Thrice blessed be you — and we — in this turning-point of history, if you can find the intelligence to do the great big obvious thing.

I have said that the two great world-movements of to-day are those of Pan-Germanism and Pan-Japan. The English-speaking races have no world-movement, no national ideal and mission, no patriotic renaissance. They have had theirs. They have none to-day. Besides Germany and Japan there are two other universal awakenings. They are Pan-Islam and new China. These must be reckoned with later. Woe to Western civilization if we, at least the Teutonic nations, do not reckon with them together.

The white races must stand together or go to the wall.

The first step is the consolidation of the British Empire.

The second step is the consolidation of the Anglo-Saxon race.

The third step is the realization of the new Pan-Teutonism.

The two great alternatives are PanTeutonism and Pan-Japan.

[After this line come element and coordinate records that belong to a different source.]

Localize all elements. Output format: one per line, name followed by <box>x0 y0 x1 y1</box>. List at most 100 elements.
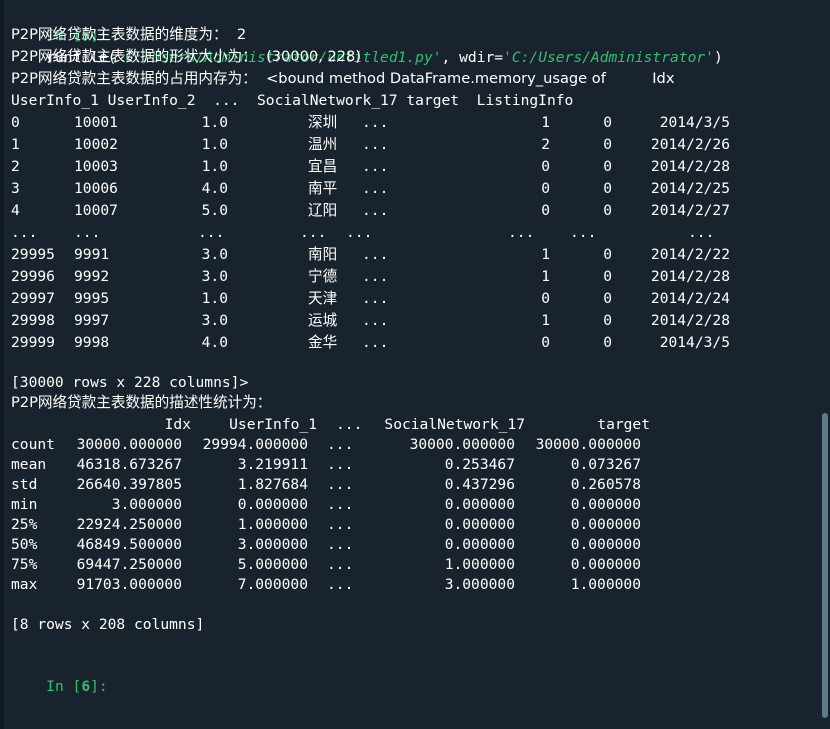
cell-target: 0 <box>603 246 612 263</box>
output-shape: P2P网络贷款主表数据的形状大小为： (30000, 228) <box>11 48 362 65</box>
input-line-5[interactable]: In [5]: runfile('C:/Users/Administrator/… <box>11 3 723 66</box>
cell-ellipsis: ... <box>362 180 389 197</box>
cell-index: 4 <box>11 202 20 219</box>
cell-ellipsis: ... <box>327 576 354 593</box>
command-end: ) <box>713 49 723 66</box>
cell-userinfo1: 1.0 <box>201 136 228 153</box>
cell-index: 29997 <box>11 290 55 307</box>
cell-listinginfo: 2014/2/28 <box>650 158 730 175</box>
cell-idx: 91703.000000 <box>76 576 182 593</box>
cell-listinginfo: 2014/2/28 <box>650 268 730 285</box>
cell-socialnetwork17: ... <box>508 224 535 241</box>
describe-col-target: target <box>597 416 650 433</box>
output-memory-header: UserInfo_1 UserInfo_2 ... SocialNetwork_… <box>11 92 574 109</box>
cell-stat: 75% <box>11 556 38 573</box>
cell-socialnetwork17: 1 <box>541 312 550 329</box>
cell-ellipsis: ... <box>362 114 389 131</box>
cell-target: 0 <box>603 312 612 329</box>
cell-ellipsis: ... <box>362 136 389 153</box>
cell-idx: 9995 <box>74 290 110 307</box>
cell-userinfo1: 3.219911 <box>237 456 308 473</box>
scrollbar-thumb[interactable] <box>822 413 828 718</box>
cell-socialnetwork17: 1 <box>541 246 550 263</box>
output-dims: P2P网络贷款主表数据的维度为： 2 <box>11 26 247 43</box>
cell-userinfo1: 4.0 <box>201 180 228 197</box>
cell-socialnetwork17: 1 <box>541 268 550 285</box>
cell-ellipsis: ... <box>327 496 354 513</box>
cell-idx: 10003 <box>74 158 118 175</box>
cell-userinfo2: 深圳 <box>308 114 338 131</box>
cell-target: 0 <box>603 114 612 131</box>
cell-userinfo1: 3.0 <box>201 268 228 285</box>
cell-userinfo1: 1.0 <box>201 158 228 175</box>
cell-userinfo1: 29994.000000 <box>202 436 308 453</box>
cell-index: 1 <box>11 136 20 153</box>
cell-userinfo2: 辽阳 <box>308 202 338 219</box>
cell-userinfo1: 1.000000 <box>237 516 308 533</box>
cell-listinginfo: 2014/2/22 <box>650 246 730 263</box>
cell-idx: 30000.000000 <box>76 436 182 453</box>
cell-socialnetwork17: 3.000000 <box>444 576 515 593</box>
prompt-suffix: ]: <box>90 678 108 695</box>
cell-userinfo1: 5.000000 <box>237 556 308 573</box>
cell-stat: count <box>11 436 55 453</box>
input-line-6[interactable]: In [6]: <box>11 654 108 695</box>
cell-socialnetwork17: 0.000000 <box>444 516 515 533</box>
cell-userinfo1: 7.000000 <box>237 576 308 593</box>
cell-idx: 46318.673267 <box>76 456 182 473</box>
cell-target: 0 <box>603 290 612 307</box>
prompt-prefix: In [ <box>46 678 82 695</box>
cell-idx: 69447.250000 <box>76 556 182 573</box>
cell-listinginfo: 2014/2/24 <box>650 290 730 307</box>
cell-socialnetwork17: 0.437296 <box>444 476 515 493</box>
cell-userinfo1: 3.0 <box>201 246 228 263</box>
cell-target: 1.000000 <box>570 576 641 593</box>
cell-userinfo2: 温州 <box>308 136 338 153</box>
describe-title: P2P网络贷款主表数据的描述性统计为： <box>11 394 272 411</box>
console-scrollbar[interactable] <box>812 0 830 729</box>
cell-index: 29999 <box>11 334 55 351</box>
cell-index: 2 <box>11 158 20 175</box>
cell-target: 0 <box>603 158 612 175</box>
cell-idx: 9991 <box>74 246 110 263</box>
cell-target: 0.000000 <box>570 556 641 573</box>
cell-socialnetwork17: 0 <box>541 180 550 197</box>
cell-index: 3 <box>11 180 20 197</box>
command-arg-wdir: 'C:/Users/Administrator' <box>503 49 714 66</box>
ipython-console[interactable]: In [5]: runfile('C:/Users/Administrator/… <box>0 0 812 729</box>
cell-stat: 25% <box>11 516 38 533</box>
cell-userinfo2: 宁德 <box>308 268 338 285</box>
cell-stat: std <box>11 476 38 493</box>
cell-userinfo2: 金华 <box>308 334 338 351</box>
cell-target: 0.000000 <box>570 536 641 553</box>
cell-index: 0 <box>11 114 20 131</box>
cell-listinginfo: 2014/2/27 <box>650 202 730 219</box>
cell-userinfo1: 0.000000 <box>237 496 308 513</box>
cell-userinfo2: 运城 <box>308 312 338 329</box>
cell-idx: 3.000000 <box>111 496 182 513</box>
output-memory: P2P网络贷款主表数据的占用内存为： <bound method DataFra… <box>11 70 675 87</box>
cell-listinginfo: ... <box>688 224 715 241</box>
cell-idx: 22924.250000 <box>76 516 182 533</box>
cell-index: 29998 <box>11 312 55 329</box>
cell-index: 29996 <box>11 268 55 285</box>
cell-socialnetwork17: 0 <box>541 290 550 307</box>
cell-ellipsis: ... <box>327 556 354 573</box>
cell-target: 0 <box>603 268 612 285</box>
cell-listinginfo: 2014/3/5 <box>659 114 730 131</box>
cell-listinginfo: 2014/2/25 <box>650 180 730 197</box>
cell-stat: max <box>11 576 38 593</box>
cell-ellipsis: ... <box>327 516 354 533</box>
prompt-number: 6 <box>81 678 91 695</box>
cell-userinfo1: 5.0 <box>201 202 228 219</box>
cell-target: 0 <box>603 136 612 153</box>
cell-stat: mean <box>11 456 47 473</box>
cell-target: 0 <box>603 202 612 219</box>
cell-target: 0 <box>603 334 612 351</box>
cell-target: 30000.000000 <box>535 436 641 453</box>
cell-ellipsis: ... <box>362 312 389 329</box>
cell-userinfo1: 4.0 <box>201 334 228 351</box>
cell-target: 0.260578 <box>570 476 641 493</box>
describe-col-idx: Idx <box>164 416 191 433</box>
cell-idx: 10001 <box>74 114 118 131</box>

As things are now the German Empire is a standing menace to the British Empire, and, through the Monroe Doctrine, to the United States. This situation is nothing less than monstrous. It is more than that; it is unnecessary. The German Empire has elected to preëmpt overseas empire for the unyielding necessities of her expanding national life. It is not as if that national life were not as potential in all things good and great as any to be found upon the planet today. Indeed, this gives the element of finality to the argument. The future of Germany lies athwart the pathway of the Monroe Doctrine and British imperial development. This great nation is blocked by British possessions and by American pretensions. Out of this situation Germany has developed a policy. That policy is that one of these must go. Which is it to be? Uncle Sam, it is for you to say, and how. You have the opportunity of a thousand years to be just and generous. You have an opportunity to say what the future of South America is to be. Shall it be white or yellow? Shall it be Christian or heathen?

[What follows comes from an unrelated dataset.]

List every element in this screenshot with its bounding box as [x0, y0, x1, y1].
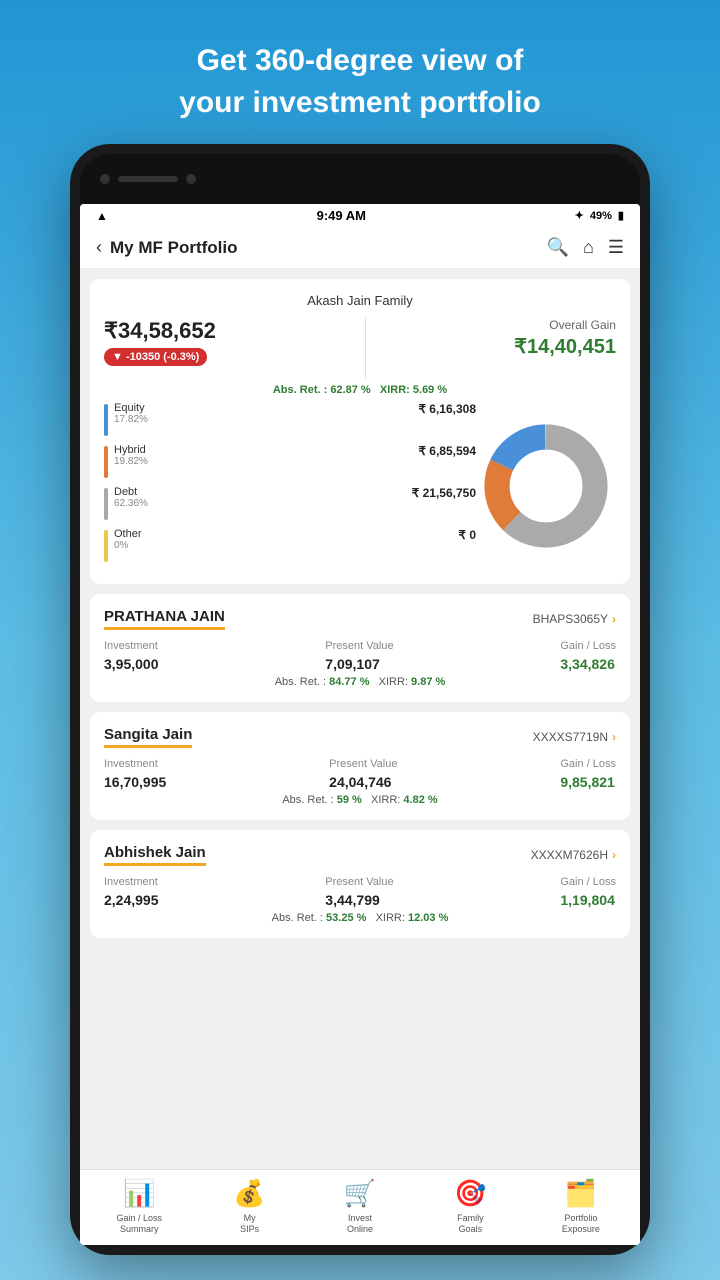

Uncle, let us keep our eye on the main point.

That point is not the Monroe Doctrine, but the object for which that doctrine was once framed and was once adequate: the welfare of the people of this hemisphere, and therefore the welfare of the world.

If we lose sight of the welfare of the people in a creed or a phrase or a doctrine, we have taken leave of our intelligence and we have proved ourselves unfit for leadership.

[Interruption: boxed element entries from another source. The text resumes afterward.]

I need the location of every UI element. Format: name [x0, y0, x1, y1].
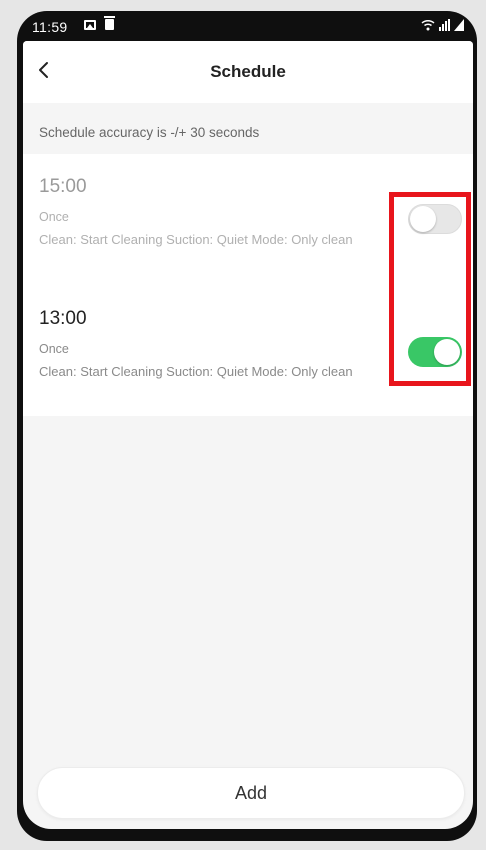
schedule-description: Clean: Start Cleaning Suction: Quiet Mod… — [39, 364, 353, 379]
app-screen: Schedule Schedule accuracy is -/+ 30 sec… — [23, 41, 473, 829]
image-notification-icon — [84, 19, 96, 30]
page-title: Schedule — [210, 62, 286, 81]
status-bar: 11:59 — [32, 16, 472, 39]
schedule-frequency: Once — [39, 210, 69, 224]
signal-icon — [439, 19, 450, 31]
status-time: 11:59 — [32, 19, 68, 35]
trash-notification-icon — [104, 16, 115, 30]
wifi-icon — [421, 19, 435, 31]
header: Schedule — [23, 41, 473, 103]
add-button[interactable]: Add — [37, 767, 465, 819]
schedule-frequency: Once — [39, 342, 69, 356]
battery-icon — [454, 19, 464, 31]
schedule-description: Clean: Start Cleaning Suction: Quiet Mod… — [39, 232, 353, 247]
schedule-item-1300[interactable]: 13:00 Once Clean: Start Cleaning Suction… — [39, 308, 369, 380]
schedule-time: 13:00 — [39, 308, 87, 329]
accuracy-notice: Schedule accuracy is -/+ 30 seconds — [39, 125, 260, 140]
schedule-item-1500[interactable]: 15:00 Once Clean: Start Cleaning Suction… — [39, 176, 369, 248]
schedule-time: 15:00 — [39, 176, 87, 197]
highlight-box — [389, 192, 471, 386]
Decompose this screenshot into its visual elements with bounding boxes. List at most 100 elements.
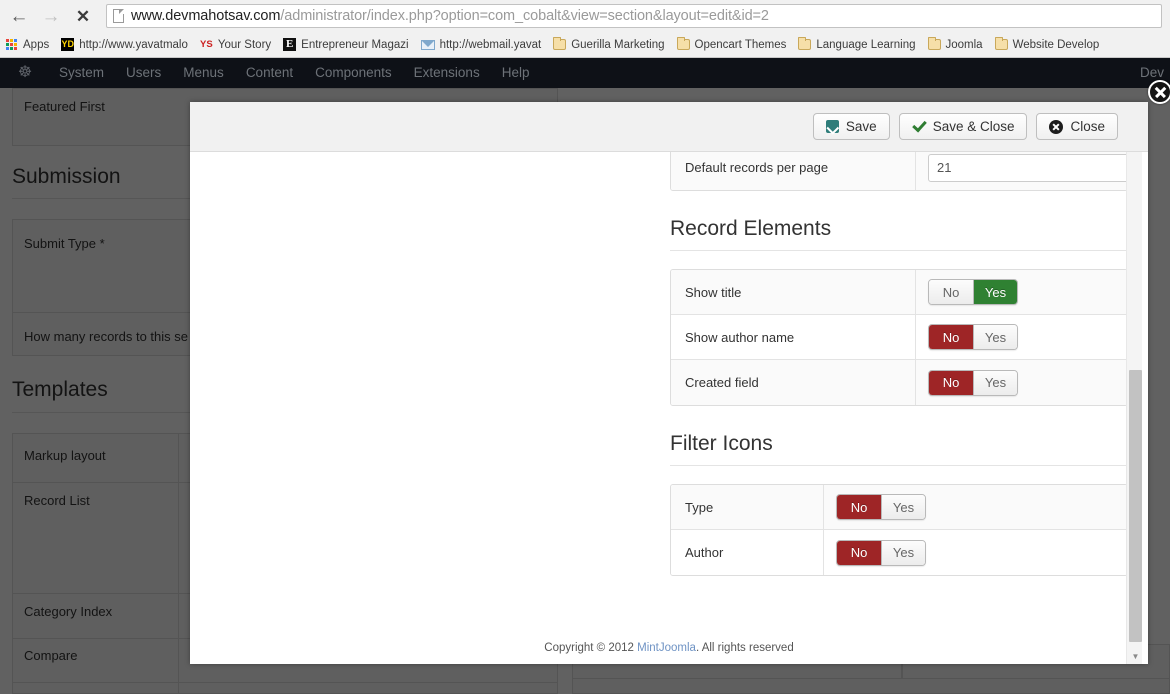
bookmark-apps[interactable]: Apps xyxy=(0,35,55,55)
joomla-admin-menu-bar: ☸ System Users Menus Content Components … xyxy=(0,58,1170,88)
toggle-option-no[interactable]: No xyxy=(929,370,973,395)
close-x-icon xyxy=(1154,86,1167,99)
save-and-close-button[interactable]: Save & Close xyxy=(898,113,1028,140)
scroll-down-arrow-icon[interactable]: ▼ xyxy=(1129,650,1142,664)
bookmark-label: Joomla xyxy=(945,38,983,51)
filter-icons-heading: Filter Icons xyxy=(670,432,773,455)
bookmark-item[interactable]: Guerilla Marketing xyxy=(547,35,670,55)
admin-menu-extensions[interactable]: Extensions xyxy=(403,58,491,88)
dialog-close-button[interactable] xyxy=(1148,80,1170,104)
record-elements-table: Show title No Yes Show author name No Ye… xyxy=(670,269,1128,406)
settings-form-column: Default records per page 21 Record Eleme… xyxy=(670,152,1130,576)
admin-menu-users[interactable]: Users xyxy=(115,58,172,88)
created-field-control: No Yes xyxy=(916,360,1127,405)
filter-author-control: No Yes xyxy=(824,530,1127,575)
toggle-option-no[interactable]: No xyxy=(929,325,973,349)
ys-icon: YS xyxy=(200,38,213,50)
joomla-logo-icon[interactable]: ☸ xyxy=(14,63,36,83)
filter-author-toggle[interactable]: No Yes xyxy=(836,539,926,566)
bookmark-item[interactable]: Language Learning xyxy=(792,35,921,55)
stop-x-icon[interactable]: ✕ xyxy=(70,3,96,29)
bookmark-label: http://www.yavatmalo xyxy=(79,38,188,51)
section-rule xyxy=(670,465,1128,466)
filter-type-label: Type xyxy=(671,485,824,529)
modal-scrollbar-thumb[interactable] xyxy=(1129,370,1142,642)
toggle-option-yes[interactable]: Yes xyxy=(973,280,1017,304)
address-bar[interactable]: www.devmahotsav.com/administrator/index.… xyxy=(106,4,1162,28)
apps-grid-icon xyxy=(6,38,18,51)
folder-icon xyxy=(553,37,567,50)
records-per-page-label: Default records per page xyxy=(671,152,916,190)
bookmark-item[interactable]: Website Develop xyxy=(989,35,1106,55)
save-pencil-square-icon xyxy=(825,120,839,133)
show-author-name-label: Show author name xyxy=(671,315,916,359)
close-button[interactable]: Close xyxy=(1036,113,1118,140)
folder-icon xyxy=(676,37,690,50)
toggle-option-yes[interactable]: Yes xyxy=(973,325,1017,349)
e-icon: E xyxy=(283,38,297,51)
admin-menu-components[interactable]: Components xyxy=(304,58,403,88)
table-row: Show title No Yes xyxy=(671,270,1127,315)
bookmark-item[interactable]: YS Your Story xyxy=(194,35,277,55)
folder-icon xyxy=(927,37,941,50)
table-row: Default records per page 21 xyxy=(671,152,1127,190)
folder-icon xyxy=(994,37,1008,50)
bookmark-item[interactable]: Opencart Themes xyxy=(671,35,793,55)
url-host: www.devmahotsav.com xyxy=(131,8,281,24)
show-author-name-control: No Yes xyxy=(916,315,1127,359)
toggle-option-no[interactable]: No xyxy=(837,540,881,565)
show-title-label: Show title xyxy=(671,270,916,314)
admin-menu-menus[interactable]: Menus xyxy=(172,58,235,88)
url-text: www.devmahotsav.com/administrator/index.… xyxy=(131,8,769,24)
section-edit-modal: Save Save & Close Close Default records … xyxy=(190,102,1148,664)
bookmark-label: http://webmail.yavat xyxy=(439,38,542,51)
modal-scrollbar[interactable]: ▼ xyxy=(1126,152,1142,664)
save-button[interactable]: Save xyxy=(812,113,890,140)
folder-icon xyxy=(798,37,812,50)
copyright-prefix: Copyright © 2012 xyxy=(544,642,638,654)
table-row: Created field No Yes xyxy=(671,360,1127,405)
records-per-page-input[interactable]: 21 xyxy=(928,153,1127,182)
modal-scroll-content: Default records per page 21 Record Eleme… xyxy=(190,152,1148,664)
record-elements-heading: Record Elements xyxy=(670,217,832,240)
section-rule xyxy=(670,250,1128,251)
back-arrow-icon[interactable]: ← xyxy=(6,3,32,29)
show-title-control: No Yes xyxy=(916,270,1127,314)
bookmark-item[interactable]: http://webmail.yavat xyxy=(415,35,548,55)
bookmark-label: Opencart Themes xyxy=(694,38,787,51)
admin-menu-content[interactable]: Content xyxy=(235,58,304,88)
toggle-option-no[interactable]: No xyxy=(929,280,973,304)
bookmark-label: Apps xyxy=(23,38,50,51)
save-and-close-button-label: Save & Close xyxy=(932,119,1015,134)
filter-type-toggle[interactable]: No Yes xyxy=(836,494,926,520)
forward-arrow-icon[interactable]: → xyxy=(38,3,64,29)
mintjoomla-link[interactable]: MintJoomla xyxy=(637,642,696,654)
bookmark-item[interactable]: E Entrepreneur Magazi xyxy=(277,35,414,55)
records-per-page-table: Default records per page 21 xyxy=(670,152,1128,191)
toggle-option-no[interactable]: No xyxy=(837,495,881,519)
toggle-option-yes[interactable]: Yes xyxy=(881,540,925,565)
mail-icon xyxy=(420,39,435,50)
close-button-label: Close xyxy=(1070,119,1105,134)
toolbar-button-group: Save Save & Close Close xyxy=(812,113,1118,140)
toggle-option-yes[interactable]: Yes xyxy=(973,370,1017,395)
show-author-name-toggle[interactable]: No Yes xyxy=(928,324,1018,350)
bookmark-item[interactable]: Joomla xyxy=(922,35,989,55)
page-document-icon xyxy=(113,9,124,23)
admin-menu-system[interactable]: System xyxy=(48,58,115,88)
filter-author-label: Author xyxy=(671,530,824,575)
yd-icon: YD xyxy=(61,38,75,51)
filter-icons-table: Type No Yes Author No Yes xyxy=(670,484,1128,576)
admin-menu-help[interactable]: Help xyxy=(491,58,541,88)
modal-toolbar: Save Save & Close Close xyxy=(190,102,1148,152)
bookmark-label: Guerilla Marketing xyxy=(571,38,665,51)
bookmark-item[interactable]: YD http://www.yavatmalo xyxy=(55,35,194,55)
table-row: Author No Yes xyxy=(671,530,1127,575)
toggle-option-yes[interactable]: Yes xyxy=(881,495,925,519)
check-icon xyxy=(912,120,926,133)
created-field-toggle[interactable]: No Yes xyxy=(928,369,1018,396)
modal-footer-copyright: Copyright © 2012 MintJoomla. All rights … xyxy=(190,642,1148,654)
created-field-label: Created field xyxy=(671,360,916,405)
browser-chrome: ← → ✕ www.devmahotsav.com/administrator/… xyxy=(0,0,1170,58)
show-title-toggle[interactable]: No Yes xyxy=(928,279,1018,305)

We meet here in this one proposal a solution of two of the most far-reaching problems of the new century.

The first is the future of the civilization of the Western Hemisphere.

The second is, that in this and in no other proposition are the rational conditions of a peace of a hundred years. The proposed programme does not contain one irrational element. And the outcome would redound to the best good of Western civilization for all years to come. Mr. Carnegie has not money enough to buy peace. Boston sentimentalismus cannot conjure it. Mr. Taft’s plan may keep it for a week or ten days, and then, when any power wishes a new arrangement, there is nothing to prevent a new entente.

Peace is the absence of war.

War is an instrument of policy.

Policy is at least founded on, and subject to, the economic necessities of a nation, and that nation’s interpretation of those necessities.

There can be no peace between Teuton and Teuton, between German and Anglo-Saxon, on other terms than this. It is the Anglo-Saxon possession and Anglo-Saxon pretension which, according to all of Germany, are standing in the way of German development.

I propose that you propose a threecornered entente or a tripartite treaty.

Let the United States say to Germany that so far as active and hostile opposition by us is concerned, ‘ Welcome to South Brazil. Do not come nearer to us than you are now,’—provided that Germany says to Great Britain, ‘Sleep in peace. We have no further need of your possessions. Let us be friends’; and provided that Germany and Great Britain both say to the United States, ‘We guarantee your status quo and your paramount and indisputable interests on the American hemisphere from Canada to the Equator. Let us force the peace of the world.’